Three months ago I wrote about the disastrous state of the public finances and, faced with Gordon Brown’s intransigence over the need for the scalpel, urged the Conservatives to get backing in order to push through the necessary policies to cut public spending. And that backing included the IMF. But three months is an extraordinarily long period in politics and even Gordon Brown has now conceded that spending will have to be constrained.
As he told the TUC a fortnight ago, he would “cut costs, cut inefficiencies, cut unnecessary programmes and cut lower priority budgets”, which begs the question as to why costs are so high, inefficiencies are endemic, unnecessary programmes are there in the first place and, given the fact that the public finances have been looking rocky for some years, lower priority budgets were ever given any priority at all. Even a casual perusal of the quite excellent work done by the UK Centre for the Measurement of Government Activity (UKCeMGA, to be found on the ONS website), shows that the performance of public sector productivity has been atrocious over the past decade. According to UKCeMGA’s data healthcare and education were two of the worst culprits.

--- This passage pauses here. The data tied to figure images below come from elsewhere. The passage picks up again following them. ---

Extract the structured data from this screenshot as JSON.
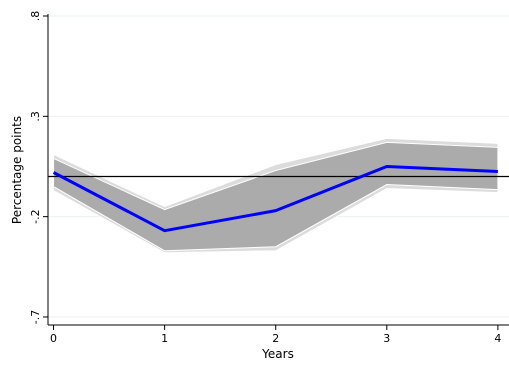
{
  "chart_data": {
    "type": "line",
    "title": "",
    "xlabel": "Years",
    "ylabel": "Percentage points",
    "x": [
      0,
      1,
      2,
      3,
      4
    ],
    "xticks": [
      "0",
      "1",
      "2",
      "3",
      "4"
    ],
    "yticks": [
      {
        "value": -0.7,
        "label": "-.7"
      },
      {
        "value": -0.2,
        "label": "-.2"
      },
      {
        "value": 0.3,
        "label": ".3"
      },
      {
        "value": 0.8,
        "label": ".8"
      }
    ],
    "xlim": [
      -0.05,
      4.1
    ],
    "ylim": [
      -0.74,
      0.81
    ],
    "grid": "horizontal",
    "legend": "none",
    "reference_line": 0,
    "series": [
      {
        "values": [
          0.02,
          -0.27,
          -0.17,
          0.05,
          0.025
        ],
        "color": "#0000ff"
      }
    ],
    "bands": [
      {
        "lower": [
          -0.07,
          -0.38,
          -0.37,
          -0.06,
          -0.08
        ],
        "upper": [
          0.11,
          -0.15,
          0.06,
          0.19,
          0.165
        ],
        "color": "#dcdcdc"
      },
      {
        "lower": [
          -0.05,
          -0.37,
          -0.35,
          -0.04,
          -0.065
        ],
        "upper": [
          0.09,
          -0.165,
          0.03,
          0.17,
          0.145
        ],
        "color": "#ababab"
      }
    ],
    "colors": {
      "line": "#0000ff",
      "reference": "#000000",
      "grid": "#eaf2f3",
      "outer_band": "#dcdcdc",
      "inner_band": "#ababab"
    }
  }
}
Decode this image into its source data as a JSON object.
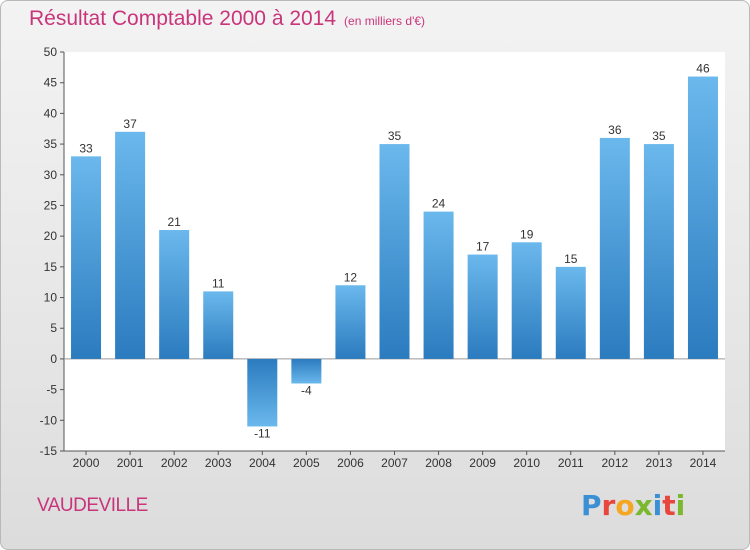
{
  "title": "Résultat Comptable 2000 à 2014",
  "unit_note": "(en milliers d'€)",
  "commune": "VAUDEVILLE",
  "logo": {
    "text": "Proxiti",
    "letters": [
      {
        "ch": "P",
        "color": "#3b8fd4"
      },
      {
        "ch": "r",
        "color": "#e8453c"
      },
      {
        "ch": "o",
        "color": "#f5a623"
      },
      {
        "ch": "x",
        "color": "#7cb82f"
      },
      {
        "ch": "i",
        "color": "#3b8fd4"
      },
      {
        "ch": "t",
        "color": "#e8453c"
      },
      {
        "ch": "i",
        "color": "#7cb82f"
      }
    ]
  },
  "colors": {
    "title": "#c8357b",
    "bar_light": "#6ab8ec",
    "bar_dark": "#2b7bbf",
    "plot_bg": "#ffffff"
  },
  "chart_data": {
    "type": "bar",
    "title": "Résultat Comptable 2000 à 2014",
    "categories": [
      "2000",
      "2001",
      "2002",
      "2003",
      "2004",
      "2005",
      "2006",
      "2007",
      "2008",
      "2009",
      "2010",
      "2011",
      "2012",
      "2013",
      "2014"
    ],
    "values": [
      33,
      37,
      21,
      11,
      -11,
      -4,
      12,
      35,
      24,
      17,
      19,
      15,
      36,
      35,
      46
    ],
    "value_labels": [
      "33",
      "37",
      "21",
      "11",
      "-11",
      "-4",
      "12",
      "35",
      "24",
      "17",
      "19",
      "15",
      "36",
      "35",
      "46"
    ],
    "ylim": [
      -15,
      50
    ],
    "yticks": [
      -15,
      -10,
      -5,
      0,
      5,
      10,
      15,
      20,
      25,
      30,
      35,
      40,
      45,
      50
    ],
    "grid": false
  }
}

If such a performance were replicated by any private business in even a faintly competitive market it would have effectively signed its own death warrant.
And, lo, I read in today’s “Sunday Telegraph” that the Prime Minister has a plan “to bind this and future governments into years of severe spending cuts – and potential tax rises – to reduce the [public sector] deficit”. Leaving aside the fact that Governments cannot bind their successors, this indeed is a Damascene conversion for a man who has spent the last 5 years (or so) chanting about Labour’s “investment” in public services versus “Tory spending cuts”. Mr Brown will in future be arguing that it is “fair and responsible” to bring in a “Fiscal Responsibility Act” which, apparently, will probably be introduced in the next Parliamentary session. Well better the sinner that repenteth…
The task of getting the public finances into shape is formidable. In the April Budget, Chancellor Darling’s projections included the objective of balancing the “cyclically-adjusted current budget” by financial year 2017/18 (FY2017) and contained plans for fiscal tightening. Specific measures have been announced that will deliver about half of the projected tightening. Since April the public sector finances have, if anything, worsened as the economy has underperformed compared with the Budget economic forecast. Moreover, the wisdom of having so distant a target for balancing the budget has been questioned. But if a less distant is picked then clearly the tightening will have to be even more stringent. I calculated that, if a target of zero public borrowing by FY2015 is chosen for illustrative purposes, another £70-90bn of fiscal tightening would be required over the period FY2010 toFY2015. (The details can be found on www.arbuthnot.co.uk.) These numbers are simply eye-watering.
Given the expected scale of fiscal tightening over the next few years, there has to be the danger that the higher taxes and/or spending cuts will undermine the economy’s recovery – if not throwing it back into recession. But I take the view that the financial position is so dire that the most sensible objective would be to get the tightening over as quickly as possible and trust that the Bank of England could maintain overall spending power in the economy at a satisfactory level by keeping interest rates low, extending quantitative easing if necessary. The pound too will remain weak – thus aiding the all-too-necessary rebalancing of the economy from excess domestic expenditure and large current account deficits to a more sustainable domestic sector and a more balanced external sector.